I clearly had the Temptrol set at "cold" for the weekend, as I managed to avoid inappropriate longings, entanglements, and financially questionable decisions save for the dollar I plugged into the nickel slot machine on my way out of the buffet. Cashed out for $1.45, thank you very much.

And, this being Vegas, the trip to the buffet was inevitable. We landed at an off-strip member of the Station chain of monstrosities, this one Texas Station (yee hah!) way, way west on Lake Mead Road. It went on and on and on. Feast Around the World Buffet, here we came! What a cavalcade of food. I visited Italy, Asia, the US south, Mexico, Thanksgivingland, and West Soft-Serve Yogurtia. The regional verdicts? Pizza: very bad. Braised tofu chicken: surprisingly non-repulsive, bordering on downright tasty. BBQ rib: sticky sweet, but meaty and not overcooked. Rolled beef taco: deep-fried goodness. Shredded beef, presumably for tacos but residing in a tortilla-free environment on my plate: not bad at all! Actual onions included! Refried beans: Tucson-quality! Stuffing: blah and in need of more sage. Soft-serve chocolate: eh. Better with chocolate sauce on top, and since it was Vegas and all the calories that happen here stay here, well, I made it better. Final verdict: who the hell can complain about mountains of food for ten bucks?

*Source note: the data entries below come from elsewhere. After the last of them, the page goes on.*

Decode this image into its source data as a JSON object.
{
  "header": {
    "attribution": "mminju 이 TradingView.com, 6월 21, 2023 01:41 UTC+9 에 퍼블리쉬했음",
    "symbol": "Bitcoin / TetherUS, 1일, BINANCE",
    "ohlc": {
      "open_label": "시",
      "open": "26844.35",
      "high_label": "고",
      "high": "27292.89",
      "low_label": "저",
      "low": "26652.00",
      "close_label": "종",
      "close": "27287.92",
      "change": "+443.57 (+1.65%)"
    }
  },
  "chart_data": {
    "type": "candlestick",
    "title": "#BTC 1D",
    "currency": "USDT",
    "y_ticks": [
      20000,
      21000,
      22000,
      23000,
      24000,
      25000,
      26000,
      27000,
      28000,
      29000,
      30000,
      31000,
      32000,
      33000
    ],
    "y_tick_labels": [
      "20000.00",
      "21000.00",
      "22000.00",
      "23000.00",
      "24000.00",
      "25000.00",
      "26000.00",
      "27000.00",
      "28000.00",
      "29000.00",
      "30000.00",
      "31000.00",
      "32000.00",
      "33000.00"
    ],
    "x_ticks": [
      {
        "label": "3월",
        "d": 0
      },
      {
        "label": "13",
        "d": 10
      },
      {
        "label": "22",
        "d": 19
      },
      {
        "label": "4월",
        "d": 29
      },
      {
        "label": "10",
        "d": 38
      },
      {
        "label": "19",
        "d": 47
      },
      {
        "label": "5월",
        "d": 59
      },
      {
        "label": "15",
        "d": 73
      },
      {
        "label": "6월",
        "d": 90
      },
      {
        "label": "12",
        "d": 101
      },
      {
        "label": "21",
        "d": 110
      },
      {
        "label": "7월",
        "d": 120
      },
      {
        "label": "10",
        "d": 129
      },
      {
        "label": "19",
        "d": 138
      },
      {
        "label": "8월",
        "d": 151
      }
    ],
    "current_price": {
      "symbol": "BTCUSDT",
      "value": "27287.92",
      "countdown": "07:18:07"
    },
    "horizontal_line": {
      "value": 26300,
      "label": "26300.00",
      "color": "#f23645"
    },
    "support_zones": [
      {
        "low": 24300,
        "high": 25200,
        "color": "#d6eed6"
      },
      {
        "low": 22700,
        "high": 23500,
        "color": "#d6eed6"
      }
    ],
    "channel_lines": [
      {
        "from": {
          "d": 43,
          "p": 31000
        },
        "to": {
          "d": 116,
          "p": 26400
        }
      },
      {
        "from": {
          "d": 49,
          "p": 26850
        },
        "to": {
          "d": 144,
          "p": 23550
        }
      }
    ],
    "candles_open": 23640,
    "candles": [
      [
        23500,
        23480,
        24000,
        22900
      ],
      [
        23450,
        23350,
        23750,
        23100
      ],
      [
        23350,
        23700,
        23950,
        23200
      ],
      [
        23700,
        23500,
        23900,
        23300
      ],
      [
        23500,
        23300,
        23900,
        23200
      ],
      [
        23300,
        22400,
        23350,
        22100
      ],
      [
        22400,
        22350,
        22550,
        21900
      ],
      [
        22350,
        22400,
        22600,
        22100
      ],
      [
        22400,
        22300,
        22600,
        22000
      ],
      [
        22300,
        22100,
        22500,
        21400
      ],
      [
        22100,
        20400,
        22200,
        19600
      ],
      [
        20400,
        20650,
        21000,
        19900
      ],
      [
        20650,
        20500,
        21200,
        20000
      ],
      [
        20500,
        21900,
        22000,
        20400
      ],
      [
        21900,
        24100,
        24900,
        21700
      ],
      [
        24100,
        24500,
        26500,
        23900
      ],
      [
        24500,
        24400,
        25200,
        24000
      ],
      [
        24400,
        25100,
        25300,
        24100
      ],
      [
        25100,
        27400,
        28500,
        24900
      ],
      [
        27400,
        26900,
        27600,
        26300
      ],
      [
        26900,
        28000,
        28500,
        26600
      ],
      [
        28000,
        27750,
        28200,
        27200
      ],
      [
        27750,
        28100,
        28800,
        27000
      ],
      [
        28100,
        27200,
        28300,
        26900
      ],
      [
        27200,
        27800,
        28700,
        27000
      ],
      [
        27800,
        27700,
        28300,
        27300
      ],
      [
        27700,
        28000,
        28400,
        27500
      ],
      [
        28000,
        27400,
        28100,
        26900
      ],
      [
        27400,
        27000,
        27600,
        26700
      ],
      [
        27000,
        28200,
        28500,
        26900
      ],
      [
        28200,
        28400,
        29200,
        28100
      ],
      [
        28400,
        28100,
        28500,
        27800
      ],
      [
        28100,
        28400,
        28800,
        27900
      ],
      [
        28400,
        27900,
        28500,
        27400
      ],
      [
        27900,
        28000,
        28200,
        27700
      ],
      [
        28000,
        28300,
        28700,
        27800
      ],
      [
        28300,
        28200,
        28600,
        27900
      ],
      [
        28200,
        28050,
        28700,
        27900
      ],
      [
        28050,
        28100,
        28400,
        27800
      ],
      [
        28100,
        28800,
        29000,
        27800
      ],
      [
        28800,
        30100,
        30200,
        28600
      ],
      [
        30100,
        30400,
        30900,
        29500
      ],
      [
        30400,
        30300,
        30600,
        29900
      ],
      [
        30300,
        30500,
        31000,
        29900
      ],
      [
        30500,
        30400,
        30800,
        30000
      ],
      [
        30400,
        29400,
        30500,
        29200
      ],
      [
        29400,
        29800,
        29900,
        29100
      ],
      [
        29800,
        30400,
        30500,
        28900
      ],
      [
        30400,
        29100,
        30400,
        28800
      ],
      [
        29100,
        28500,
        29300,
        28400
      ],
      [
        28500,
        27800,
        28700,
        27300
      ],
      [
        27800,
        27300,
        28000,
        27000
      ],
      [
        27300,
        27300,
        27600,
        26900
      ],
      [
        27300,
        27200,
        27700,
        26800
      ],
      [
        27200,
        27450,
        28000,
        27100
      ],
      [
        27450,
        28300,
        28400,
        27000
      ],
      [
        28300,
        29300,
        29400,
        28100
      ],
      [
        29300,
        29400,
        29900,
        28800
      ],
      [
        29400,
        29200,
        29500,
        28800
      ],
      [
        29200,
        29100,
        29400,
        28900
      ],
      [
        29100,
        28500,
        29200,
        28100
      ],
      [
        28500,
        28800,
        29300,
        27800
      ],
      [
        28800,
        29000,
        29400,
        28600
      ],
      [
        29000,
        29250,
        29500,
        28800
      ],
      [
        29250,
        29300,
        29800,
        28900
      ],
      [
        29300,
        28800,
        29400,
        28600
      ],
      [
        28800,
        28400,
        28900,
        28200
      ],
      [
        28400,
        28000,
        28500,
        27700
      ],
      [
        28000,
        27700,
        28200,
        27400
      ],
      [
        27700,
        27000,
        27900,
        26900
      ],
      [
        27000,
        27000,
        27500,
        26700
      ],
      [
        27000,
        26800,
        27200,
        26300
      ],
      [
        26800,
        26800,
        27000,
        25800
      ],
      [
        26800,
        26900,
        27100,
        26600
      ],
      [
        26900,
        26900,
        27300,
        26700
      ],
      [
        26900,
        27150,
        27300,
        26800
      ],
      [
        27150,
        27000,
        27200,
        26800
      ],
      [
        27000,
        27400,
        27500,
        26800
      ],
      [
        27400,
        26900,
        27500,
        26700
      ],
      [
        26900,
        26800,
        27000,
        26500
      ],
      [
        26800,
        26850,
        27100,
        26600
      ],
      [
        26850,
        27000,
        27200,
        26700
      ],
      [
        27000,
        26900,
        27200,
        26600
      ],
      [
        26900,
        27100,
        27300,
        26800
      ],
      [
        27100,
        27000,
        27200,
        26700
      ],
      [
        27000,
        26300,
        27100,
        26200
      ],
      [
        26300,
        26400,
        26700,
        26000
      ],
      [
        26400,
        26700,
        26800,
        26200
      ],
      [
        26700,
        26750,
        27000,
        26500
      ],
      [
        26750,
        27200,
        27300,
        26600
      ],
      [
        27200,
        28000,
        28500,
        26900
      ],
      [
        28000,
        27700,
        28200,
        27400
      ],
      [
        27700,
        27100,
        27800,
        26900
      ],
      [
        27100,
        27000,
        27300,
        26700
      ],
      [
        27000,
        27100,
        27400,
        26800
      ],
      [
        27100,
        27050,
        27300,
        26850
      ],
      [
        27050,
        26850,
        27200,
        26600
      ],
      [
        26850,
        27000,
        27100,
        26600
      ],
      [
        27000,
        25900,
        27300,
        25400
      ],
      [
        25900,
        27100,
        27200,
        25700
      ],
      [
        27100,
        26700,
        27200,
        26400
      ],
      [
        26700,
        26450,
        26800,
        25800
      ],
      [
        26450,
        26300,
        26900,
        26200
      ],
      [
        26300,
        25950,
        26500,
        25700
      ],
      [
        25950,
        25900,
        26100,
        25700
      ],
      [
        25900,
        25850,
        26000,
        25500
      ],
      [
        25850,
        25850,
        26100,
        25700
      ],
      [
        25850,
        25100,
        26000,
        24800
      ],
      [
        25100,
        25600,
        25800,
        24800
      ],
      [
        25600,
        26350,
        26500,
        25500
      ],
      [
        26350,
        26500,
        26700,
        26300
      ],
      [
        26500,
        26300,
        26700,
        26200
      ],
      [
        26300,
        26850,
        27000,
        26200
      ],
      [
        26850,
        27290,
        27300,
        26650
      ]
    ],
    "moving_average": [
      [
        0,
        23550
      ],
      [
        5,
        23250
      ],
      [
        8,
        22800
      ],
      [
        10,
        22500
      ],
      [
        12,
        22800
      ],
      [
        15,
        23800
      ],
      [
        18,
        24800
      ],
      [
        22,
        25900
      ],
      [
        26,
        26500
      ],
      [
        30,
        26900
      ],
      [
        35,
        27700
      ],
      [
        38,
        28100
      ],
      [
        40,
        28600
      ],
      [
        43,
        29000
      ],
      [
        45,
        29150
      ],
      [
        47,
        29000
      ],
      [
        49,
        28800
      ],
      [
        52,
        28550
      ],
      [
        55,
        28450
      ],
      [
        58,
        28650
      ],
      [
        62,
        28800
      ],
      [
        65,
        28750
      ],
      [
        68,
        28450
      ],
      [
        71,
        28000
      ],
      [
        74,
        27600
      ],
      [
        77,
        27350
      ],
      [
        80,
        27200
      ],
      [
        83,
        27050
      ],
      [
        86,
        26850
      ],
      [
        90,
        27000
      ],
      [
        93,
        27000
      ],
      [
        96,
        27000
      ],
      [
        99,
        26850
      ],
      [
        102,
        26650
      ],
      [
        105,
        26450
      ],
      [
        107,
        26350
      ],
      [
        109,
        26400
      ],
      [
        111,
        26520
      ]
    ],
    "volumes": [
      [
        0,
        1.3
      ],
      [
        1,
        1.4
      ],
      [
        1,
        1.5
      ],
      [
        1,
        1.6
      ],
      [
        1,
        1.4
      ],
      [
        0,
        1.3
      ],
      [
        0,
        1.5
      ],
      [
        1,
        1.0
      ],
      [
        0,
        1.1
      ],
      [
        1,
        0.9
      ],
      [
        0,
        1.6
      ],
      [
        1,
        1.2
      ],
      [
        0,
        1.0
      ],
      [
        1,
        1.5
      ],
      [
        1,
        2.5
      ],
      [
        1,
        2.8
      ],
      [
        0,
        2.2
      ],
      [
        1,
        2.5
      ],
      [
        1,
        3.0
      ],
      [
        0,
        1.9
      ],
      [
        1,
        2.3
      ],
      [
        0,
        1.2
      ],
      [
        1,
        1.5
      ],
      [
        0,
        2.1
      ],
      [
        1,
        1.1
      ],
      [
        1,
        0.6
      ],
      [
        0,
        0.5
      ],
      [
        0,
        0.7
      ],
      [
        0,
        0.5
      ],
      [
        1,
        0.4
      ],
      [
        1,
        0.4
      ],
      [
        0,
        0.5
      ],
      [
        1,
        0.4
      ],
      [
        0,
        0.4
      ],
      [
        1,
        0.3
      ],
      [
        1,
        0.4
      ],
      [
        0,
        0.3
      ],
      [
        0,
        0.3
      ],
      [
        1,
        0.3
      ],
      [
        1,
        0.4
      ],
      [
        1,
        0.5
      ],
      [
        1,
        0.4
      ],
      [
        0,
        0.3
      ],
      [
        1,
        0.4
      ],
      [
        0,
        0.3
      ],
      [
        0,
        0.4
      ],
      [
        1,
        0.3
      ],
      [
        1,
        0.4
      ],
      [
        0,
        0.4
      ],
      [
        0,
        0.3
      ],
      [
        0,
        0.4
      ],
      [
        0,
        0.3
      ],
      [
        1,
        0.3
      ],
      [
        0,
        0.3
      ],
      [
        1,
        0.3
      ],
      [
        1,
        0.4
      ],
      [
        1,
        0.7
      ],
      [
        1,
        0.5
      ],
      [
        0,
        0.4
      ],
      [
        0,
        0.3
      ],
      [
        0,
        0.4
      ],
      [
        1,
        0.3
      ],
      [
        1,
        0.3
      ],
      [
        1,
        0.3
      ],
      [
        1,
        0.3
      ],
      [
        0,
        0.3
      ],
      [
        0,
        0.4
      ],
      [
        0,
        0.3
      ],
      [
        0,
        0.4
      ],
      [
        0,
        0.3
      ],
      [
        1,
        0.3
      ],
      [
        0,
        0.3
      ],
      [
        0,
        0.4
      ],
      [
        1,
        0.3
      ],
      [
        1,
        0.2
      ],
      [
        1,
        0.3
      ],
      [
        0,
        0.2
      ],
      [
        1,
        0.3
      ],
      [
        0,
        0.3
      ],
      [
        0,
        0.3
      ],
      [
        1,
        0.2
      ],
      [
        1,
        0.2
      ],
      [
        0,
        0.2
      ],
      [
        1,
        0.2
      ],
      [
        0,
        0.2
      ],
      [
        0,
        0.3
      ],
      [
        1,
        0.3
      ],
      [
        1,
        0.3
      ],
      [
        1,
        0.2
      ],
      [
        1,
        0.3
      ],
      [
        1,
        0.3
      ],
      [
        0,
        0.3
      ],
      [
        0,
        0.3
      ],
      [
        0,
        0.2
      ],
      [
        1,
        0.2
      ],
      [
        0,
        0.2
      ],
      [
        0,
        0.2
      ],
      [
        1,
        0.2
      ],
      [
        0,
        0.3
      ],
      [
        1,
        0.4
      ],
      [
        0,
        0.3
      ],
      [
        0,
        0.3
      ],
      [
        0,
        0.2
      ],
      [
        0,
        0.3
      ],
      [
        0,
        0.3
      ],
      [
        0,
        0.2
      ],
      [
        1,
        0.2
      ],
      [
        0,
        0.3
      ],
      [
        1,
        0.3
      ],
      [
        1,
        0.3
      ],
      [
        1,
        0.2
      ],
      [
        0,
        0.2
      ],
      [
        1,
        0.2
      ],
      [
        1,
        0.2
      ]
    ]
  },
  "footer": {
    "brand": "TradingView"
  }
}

Worst sight seen at the buffet, second runner-up: pile of crawfish under a heat lamp on the steam table. I love fresh-boiled mud bugs as much as the next girl, but "Feast Around the World Buffet" would not be my first choice of venue. First runner-up: two older ladies elbowing their way through the salad bar line to forcefully plop dollops of (in order) shredded lettuce, whole prunes, shredded beets, and krab-with-a-k salad onto their plates, topped off with large glugs of ranch. Worst sight, period: salmon medallions swimming in a thin gray sauce topped with an oil slick. Perhaps it was a diorama of Prince William Sound after the Exxon Valdez, but here it was simply labeled "salmon."